To manage risk more effectively, it is important to know the pip value of each position in the currency of your trading account.

In this article I would like to provide some information on the calculation of the pip value in forex trading

Forex traders are regularly faced with the question how to calculate the position size in their trading if they wish to stick to specific risk parameters.

## What is the pip value in currency trading?

A pip is usually the fourth decimal place with most currency pairs. If the EUR/USD currency pair were to go up from 1.2810 to 1.2850, it would have thus moved by 40 pips.

Only with the yen pairs (e.g. USD/JPY), a pip is the second decimal place.
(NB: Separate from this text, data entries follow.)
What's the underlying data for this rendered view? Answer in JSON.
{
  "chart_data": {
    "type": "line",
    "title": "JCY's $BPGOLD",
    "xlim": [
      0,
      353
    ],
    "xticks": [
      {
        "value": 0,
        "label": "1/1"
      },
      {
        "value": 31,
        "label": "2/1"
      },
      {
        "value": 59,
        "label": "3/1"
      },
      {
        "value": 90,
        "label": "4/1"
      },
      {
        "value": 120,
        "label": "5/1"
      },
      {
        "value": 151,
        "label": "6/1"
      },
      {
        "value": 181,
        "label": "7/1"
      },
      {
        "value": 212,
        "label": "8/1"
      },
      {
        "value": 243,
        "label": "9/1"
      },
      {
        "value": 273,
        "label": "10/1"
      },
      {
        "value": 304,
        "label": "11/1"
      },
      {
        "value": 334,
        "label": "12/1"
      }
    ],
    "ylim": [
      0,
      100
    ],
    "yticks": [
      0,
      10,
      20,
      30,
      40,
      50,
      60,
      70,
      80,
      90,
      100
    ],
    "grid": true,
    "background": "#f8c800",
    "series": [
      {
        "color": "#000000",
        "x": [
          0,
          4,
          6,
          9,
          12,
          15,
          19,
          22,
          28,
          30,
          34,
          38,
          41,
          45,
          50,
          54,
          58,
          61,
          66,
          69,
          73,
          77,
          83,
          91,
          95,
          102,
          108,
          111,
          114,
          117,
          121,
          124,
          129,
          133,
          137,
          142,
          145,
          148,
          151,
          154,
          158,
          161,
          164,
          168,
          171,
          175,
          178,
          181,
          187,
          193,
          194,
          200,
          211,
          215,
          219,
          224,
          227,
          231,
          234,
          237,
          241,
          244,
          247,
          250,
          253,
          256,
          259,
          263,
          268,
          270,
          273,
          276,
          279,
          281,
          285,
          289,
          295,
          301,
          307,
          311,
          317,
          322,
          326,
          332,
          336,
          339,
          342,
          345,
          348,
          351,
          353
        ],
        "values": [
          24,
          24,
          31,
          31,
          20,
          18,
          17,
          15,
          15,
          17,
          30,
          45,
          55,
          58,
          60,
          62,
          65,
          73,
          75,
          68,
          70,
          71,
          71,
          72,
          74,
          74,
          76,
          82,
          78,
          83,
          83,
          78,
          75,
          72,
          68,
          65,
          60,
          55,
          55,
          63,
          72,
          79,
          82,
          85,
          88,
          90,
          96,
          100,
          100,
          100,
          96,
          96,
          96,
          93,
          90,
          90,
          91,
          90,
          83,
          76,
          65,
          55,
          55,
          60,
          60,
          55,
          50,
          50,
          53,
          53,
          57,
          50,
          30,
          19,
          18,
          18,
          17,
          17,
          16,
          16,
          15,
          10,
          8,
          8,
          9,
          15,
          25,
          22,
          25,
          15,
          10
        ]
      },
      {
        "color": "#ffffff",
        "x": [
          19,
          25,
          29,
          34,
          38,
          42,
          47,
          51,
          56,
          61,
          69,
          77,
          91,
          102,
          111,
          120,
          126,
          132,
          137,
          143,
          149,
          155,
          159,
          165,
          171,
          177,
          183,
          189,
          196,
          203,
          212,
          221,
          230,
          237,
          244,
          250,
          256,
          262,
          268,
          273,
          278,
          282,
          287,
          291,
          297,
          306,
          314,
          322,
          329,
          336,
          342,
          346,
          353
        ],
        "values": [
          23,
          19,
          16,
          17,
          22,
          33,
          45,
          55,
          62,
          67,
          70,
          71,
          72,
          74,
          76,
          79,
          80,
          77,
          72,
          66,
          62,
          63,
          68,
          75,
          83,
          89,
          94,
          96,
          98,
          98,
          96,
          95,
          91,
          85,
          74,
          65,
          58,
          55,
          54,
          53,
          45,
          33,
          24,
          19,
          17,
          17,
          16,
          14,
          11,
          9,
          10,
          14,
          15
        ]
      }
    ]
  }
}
If the EUR/JPY pair were to move from 138.51 to 138.21, it would have thus fallen by 30 pips.

As forex currency pairs are always quoted in the second currency, the trading profit or loss will also be denominated in this currency.

Profits or losses will thus be denominated in dollars with the EUR/USD currency pair, and in Swiss francs with the USD/CHF currency pair.

## Calculating the pip value in forex trading

Calculating the pip value in forex trading is very easy to start with insofar as it equals the fourth decimal place, meaning that the pip value for EUR/USD would amount to USD 0.0001.

If we want to calculate our risk in a forex trade now, for example, all we need to do is to multiply the pip value with the number of risked pips.

### Example based on EUR/USD

We buy EUR/USD at 1.2830 and our stop loss is at 1.2790. Our risk hence extends to 40 pips.

If we are trading a so-called standard lot, i.e. buying USD 100,000, our risk amounts to 100,000 * 0.0001 * 40 = USD 400.

In other words: the pip value for a standard lot amounts to USD 10.

As our account will usually be denominated in euros, we will then only need to convert the pip value to euro.

In our current example: USD 10 * 0.7795 = € 7.795 if 0.7795 is the exchange rate for USD 1 into euros.

### Example based on AUD/NZD

We are buying at a rate of 1.1085 with a stop loss at 1.1050. Our risk hence amounts to 35 pips.

The AUD/NZD currency pair is traded in NZD, with AUD representing the so-called base currency, and NZD the so-called counter currency.

We are once more trading a standard lot of NZD 100,000 and would like to know what our risk amounts to.

The equation would be: 100,000 * 0.0001 * 35 = NZD 350.

With a standard lot, each pip thus stands for a value change of NZD 10.

All we need now is the NZD to EUR conversion rate, which is currently at 0.6291, meaning that we would be running a risk of NZD 350 * 0.6291 = EUR 220.18.

I hope this article has succeeded in making the calculation of the pip value in forex trading a little clearer.